Railway station in Atami, Shizuoka Prefecture, Japan

Atami Station (熱海駅, Atami-eki) is a railway station in the city of Atami, Shizuoka Prefecture, Japan, jointly operated by East Japan Railway Company (JR East) and Central Japan Railway Company (JR Central).

== Lines ==

Atami Station is served by the JR Central Tōkaidō Shinkansen and is 104.6 km from Tokyo Station, as well as Tōkaidō Main Line serves extending westward from Atami. The JR East portion of the station serves the Tōkaidō Main Line between Tokyo Station and Atami, and the station is also the northern terminal station of the Itō Line.

==Station layout==
Due to its location on the side of a steep hill, Atami Station is built on several levels. On the lowest level is the station building itself, with automated ticket machines, Suica automated turnstiles and a "Midori no Madoguchi" staffed ticket office. The Tōkaidō Main Line and Ito Line share one side platform and two island platforms with five tracks connected by an underground passage to the station building. The Tōkaidō Shinkansen with two opposing side platforms is one level higher, and is connected to the lower platforms by an underground passage.

As a boundary station between JR East and JR Central, facilities for switching from Suica to Toica are provided at the entrance.

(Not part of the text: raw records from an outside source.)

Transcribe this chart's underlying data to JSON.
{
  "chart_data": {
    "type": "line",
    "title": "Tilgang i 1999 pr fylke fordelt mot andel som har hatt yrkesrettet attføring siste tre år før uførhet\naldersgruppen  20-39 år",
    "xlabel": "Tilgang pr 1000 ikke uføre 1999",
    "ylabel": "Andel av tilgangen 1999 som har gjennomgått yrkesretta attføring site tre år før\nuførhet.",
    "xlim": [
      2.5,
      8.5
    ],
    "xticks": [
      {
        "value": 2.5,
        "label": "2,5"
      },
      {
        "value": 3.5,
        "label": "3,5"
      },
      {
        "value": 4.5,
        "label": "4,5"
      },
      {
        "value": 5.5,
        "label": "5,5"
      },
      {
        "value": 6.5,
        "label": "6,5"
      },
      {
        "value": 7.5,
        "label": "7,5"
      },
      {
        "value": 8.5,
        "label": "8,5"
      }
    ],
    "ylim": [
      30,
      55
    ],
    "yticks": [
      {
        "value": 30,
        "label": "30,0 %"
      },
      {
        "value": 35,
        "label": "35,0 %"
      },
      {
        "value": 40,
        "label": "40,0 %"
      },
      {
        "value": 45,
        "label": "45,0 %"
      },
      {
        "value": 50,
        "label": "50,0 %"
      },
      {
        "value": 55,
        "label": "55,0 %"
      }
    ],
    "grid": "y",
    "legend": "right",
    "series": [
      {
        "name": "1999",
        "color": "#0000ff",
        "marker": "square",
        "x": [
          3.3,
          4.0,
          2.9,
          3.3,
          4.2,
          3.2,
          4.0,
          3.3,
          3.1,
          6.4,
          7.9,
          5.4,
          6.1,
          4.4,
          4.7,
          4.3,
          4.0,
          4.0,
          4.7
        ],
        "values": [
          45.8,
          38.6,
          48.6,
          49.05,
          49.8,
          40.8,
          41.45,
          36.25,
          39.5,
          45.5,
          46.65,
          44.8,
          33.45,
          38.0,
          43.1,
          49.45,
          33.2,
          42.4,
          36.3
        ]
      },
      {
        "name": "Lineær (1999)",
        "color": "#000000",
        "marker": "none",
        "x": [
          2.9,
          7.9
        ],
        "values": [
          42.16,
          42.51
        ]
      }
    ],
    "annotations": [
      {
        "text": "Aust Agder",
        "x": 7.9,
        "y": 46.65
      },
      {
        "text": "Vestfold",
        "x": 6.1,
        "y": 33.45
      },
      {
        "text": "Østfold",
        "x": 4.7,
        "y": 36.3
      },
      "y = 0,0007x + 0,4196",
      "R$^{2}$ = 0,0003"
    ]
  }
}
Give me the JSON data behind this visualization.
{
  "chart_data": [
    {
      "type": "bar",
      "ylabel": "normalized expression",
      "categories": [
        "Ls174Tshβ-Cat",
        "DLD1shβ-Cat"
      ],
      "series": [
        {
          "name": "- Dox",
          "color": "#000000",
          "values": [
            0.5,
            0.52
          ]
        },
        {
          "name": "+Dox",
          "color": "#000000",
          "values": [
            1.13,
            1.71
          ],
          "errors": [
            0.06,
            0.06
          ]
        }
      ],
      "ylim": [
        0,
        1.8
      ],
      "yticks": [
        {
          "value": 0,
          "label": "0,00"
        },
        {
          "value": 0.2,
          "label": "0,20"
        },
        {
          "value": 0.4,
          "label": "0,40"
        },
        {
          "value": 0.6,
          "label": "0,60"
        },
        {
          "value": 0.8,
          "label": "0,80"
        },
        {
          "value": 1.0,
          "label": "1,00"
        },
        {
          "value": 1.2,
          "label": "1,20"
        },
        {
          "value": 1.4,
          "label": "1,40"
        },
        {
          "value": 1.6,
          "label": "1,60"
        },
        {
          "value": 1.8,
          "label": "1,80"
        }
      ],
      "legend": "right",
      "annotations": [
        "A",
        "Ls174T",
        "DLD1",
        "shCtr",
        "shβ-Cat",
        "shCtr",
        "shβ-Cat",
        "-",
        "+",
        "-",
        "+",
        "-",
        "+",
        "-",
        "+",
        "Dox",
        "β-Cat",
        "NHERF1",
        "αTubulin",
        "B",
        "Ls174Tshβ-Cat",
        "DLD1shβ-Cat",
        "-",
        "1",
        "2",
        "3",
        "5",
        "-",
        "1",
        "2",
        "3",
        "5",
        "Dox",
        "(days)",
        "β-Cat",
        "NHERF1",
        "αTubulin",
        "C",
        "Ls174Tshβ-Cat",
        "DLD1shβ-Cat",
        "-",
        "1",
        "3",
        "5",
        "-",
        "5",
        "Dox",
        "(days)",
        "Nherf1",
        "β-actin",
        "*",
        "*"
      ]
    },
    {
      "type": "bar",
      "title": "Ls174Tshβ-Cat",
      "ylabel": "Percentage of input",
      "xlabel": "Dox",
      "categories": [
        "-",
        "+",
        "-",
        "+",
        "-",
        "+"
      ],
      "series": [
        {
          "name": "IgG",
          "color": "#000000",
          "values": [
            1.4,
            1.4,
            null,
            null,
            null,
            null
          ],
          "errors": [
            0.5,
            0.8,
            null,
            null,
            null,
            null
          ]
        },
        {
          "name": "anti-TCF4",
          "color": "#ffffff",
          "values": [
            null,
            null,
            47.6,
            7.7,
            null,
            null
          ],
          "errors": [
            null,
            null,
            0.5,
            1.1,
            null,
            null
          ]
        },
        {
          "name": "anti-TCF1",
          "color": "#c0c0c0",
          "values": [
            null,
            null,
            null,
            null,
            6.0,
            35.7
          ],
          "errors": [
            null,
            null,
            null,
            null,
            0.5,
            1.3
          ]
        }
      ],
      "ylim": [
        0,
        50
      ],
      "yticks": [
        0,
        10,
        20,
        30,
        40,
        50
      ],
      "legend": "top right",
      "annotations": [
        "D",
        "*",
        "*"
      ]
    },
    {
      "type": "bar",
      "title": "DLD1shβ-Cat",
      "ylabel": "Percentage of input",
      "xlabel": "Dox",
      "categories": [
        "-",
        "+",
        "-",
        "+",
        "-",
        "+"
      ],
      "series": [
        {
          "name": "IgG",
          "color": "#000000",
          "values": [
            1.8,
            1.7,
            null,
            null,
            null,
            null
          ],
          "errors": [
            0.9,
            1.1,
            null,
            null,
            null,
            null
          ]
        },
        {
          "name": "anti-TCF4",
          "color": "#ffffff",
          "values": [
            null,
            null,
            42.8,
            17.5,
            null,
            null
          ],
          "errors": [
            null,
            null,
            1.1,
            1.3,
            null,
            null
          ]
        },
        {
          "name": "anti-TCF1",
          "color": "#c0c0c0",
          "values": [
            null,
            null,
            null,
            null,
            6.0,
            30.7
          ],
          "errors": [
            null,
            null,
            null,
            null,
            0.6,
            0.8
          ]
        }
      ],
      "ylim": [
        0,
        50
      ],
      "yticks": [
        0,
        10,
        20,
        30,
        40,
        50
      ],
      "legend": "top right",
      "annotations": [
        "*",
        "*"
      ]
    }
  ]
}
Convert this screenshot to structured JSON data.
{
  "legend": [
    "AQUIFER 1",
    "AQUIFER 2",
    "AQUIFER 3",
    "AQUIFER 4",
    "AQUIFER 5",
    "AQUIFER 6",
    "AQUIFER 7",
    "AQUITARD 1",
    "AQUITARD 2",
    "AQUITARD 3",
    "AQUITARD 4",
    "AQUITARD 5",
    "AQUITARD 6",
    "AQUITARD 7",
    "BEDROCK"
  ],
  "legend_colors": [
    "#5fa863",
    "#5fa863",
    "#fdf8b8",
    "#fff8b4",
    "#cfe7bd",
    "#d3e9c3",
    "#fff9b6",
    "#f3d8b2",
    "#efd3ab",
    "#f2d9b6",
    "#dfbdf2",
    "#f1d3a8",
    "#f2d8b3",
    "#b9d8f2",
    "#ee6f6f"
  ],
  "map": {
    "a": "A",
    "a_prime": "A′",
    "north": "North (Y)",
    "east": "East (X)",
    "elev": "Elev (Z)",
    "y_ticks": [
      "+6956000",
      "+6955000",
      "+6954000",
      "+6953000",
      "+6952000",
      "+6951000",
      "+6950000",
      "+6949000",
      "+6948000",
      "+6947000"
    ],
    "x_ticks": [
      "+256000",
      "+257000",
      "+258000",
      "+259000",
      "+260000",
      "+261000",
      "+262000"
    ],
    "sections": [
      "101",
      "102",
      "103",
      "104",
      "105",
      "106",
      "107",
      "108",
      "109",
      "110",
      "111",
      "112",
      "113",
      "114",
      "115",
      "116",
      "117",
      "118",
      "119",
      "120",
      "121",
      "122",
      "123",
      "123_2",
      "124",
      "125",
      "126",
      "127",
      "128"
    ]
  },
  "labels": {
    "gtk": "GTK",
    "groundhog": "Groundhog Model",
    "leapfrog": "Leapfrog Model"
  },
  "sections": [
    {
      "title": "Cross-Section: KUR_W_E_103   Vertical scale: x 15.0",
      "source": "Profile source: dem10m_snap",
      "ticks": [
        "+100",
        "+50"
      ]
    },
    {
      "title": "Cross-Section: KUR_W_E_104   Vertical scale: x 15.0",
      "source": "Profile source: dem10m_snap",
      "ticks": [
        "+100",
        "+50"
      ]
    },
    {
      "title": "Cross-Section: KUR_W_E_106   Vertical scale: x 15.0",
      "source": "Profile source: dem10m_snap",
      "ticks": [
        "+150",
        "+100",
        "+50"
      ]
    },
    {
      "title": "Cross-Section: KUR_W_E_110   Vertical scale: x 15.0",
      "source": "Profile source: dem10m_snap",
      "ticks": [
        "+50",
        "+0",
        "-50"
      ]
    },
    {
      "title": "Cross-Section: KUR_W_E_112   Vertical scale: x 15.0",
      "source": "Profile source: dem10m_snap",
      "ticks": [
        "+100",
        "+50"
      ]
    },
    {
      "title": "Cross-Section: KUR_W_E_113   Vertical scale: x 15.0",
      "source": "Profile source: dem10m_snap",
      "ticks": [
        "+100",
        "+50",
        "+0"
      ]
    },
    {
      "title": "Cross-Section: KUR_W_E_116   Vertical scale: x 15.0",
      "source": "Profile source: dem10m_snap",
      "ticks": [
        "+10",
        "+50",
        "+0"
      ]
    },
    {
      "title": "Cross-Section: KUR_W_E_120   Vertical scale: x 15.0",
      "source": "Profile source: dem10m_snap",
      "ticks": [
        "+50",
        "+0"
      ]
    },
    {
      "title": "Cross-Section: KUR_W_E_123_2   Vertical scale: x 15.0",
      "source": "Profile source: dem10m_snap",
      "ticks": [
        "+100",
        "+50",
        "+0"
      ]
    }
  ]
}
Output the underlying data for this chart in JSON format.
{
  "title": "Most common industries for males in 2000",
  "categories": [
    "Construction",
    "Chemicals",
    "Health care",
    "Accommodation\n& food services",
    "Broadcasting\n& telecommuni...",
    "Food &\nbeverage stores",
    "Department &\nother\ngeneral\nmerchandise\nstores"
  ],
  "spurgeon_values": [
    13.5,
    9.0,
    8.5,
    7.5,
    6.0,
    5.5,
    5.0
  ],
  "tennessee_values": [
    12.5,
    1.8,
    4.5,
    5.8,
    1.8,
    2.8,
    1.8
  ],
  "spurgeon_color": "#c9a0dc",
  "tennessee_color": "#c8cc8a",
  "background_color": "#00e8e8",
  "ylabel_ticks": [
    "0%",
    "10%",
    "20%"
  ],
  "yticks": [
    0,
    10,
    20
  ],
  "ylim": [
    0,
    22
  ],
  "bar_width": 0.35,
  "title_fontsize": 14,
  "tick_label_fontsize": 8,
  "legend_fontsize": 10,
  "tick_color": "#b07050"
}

Passengers from the Suica area bound for trains in the Toica area must exit the station through the Suica gates then enter again through the Toica gates, and the reverse also applies for passengers from the Toica area.

==History==
Atami Station opened on March 25, 1925. On December 1, 1934, the Tanna Tunnel was completed, and through service to Mishima and Numazu began. The Ito Line began operations at Atami from March 30, 1935. The Tōkaidō Shinkansen opened on October 1, 1964.

Station numbering was introduced to the section of the Tōkaidō Line operated JR Central in March 2018; Atami Station was assigned station number CA00.

==Passenger statistics==
In fiscal 2017, the local portion of the station was used by an average of 10,653 passengers daily (boarding passengers only), and the Shinkansen portion of the station was used by 4,805 passengers daily (boarding passengers only).

==Surrounding area==
- MOA Museum of Art

==Accidents==
On June 27, 2002, at 10:37, a person was hit and killed by a train at the station after climbing down from the platform onto the shinkansen track.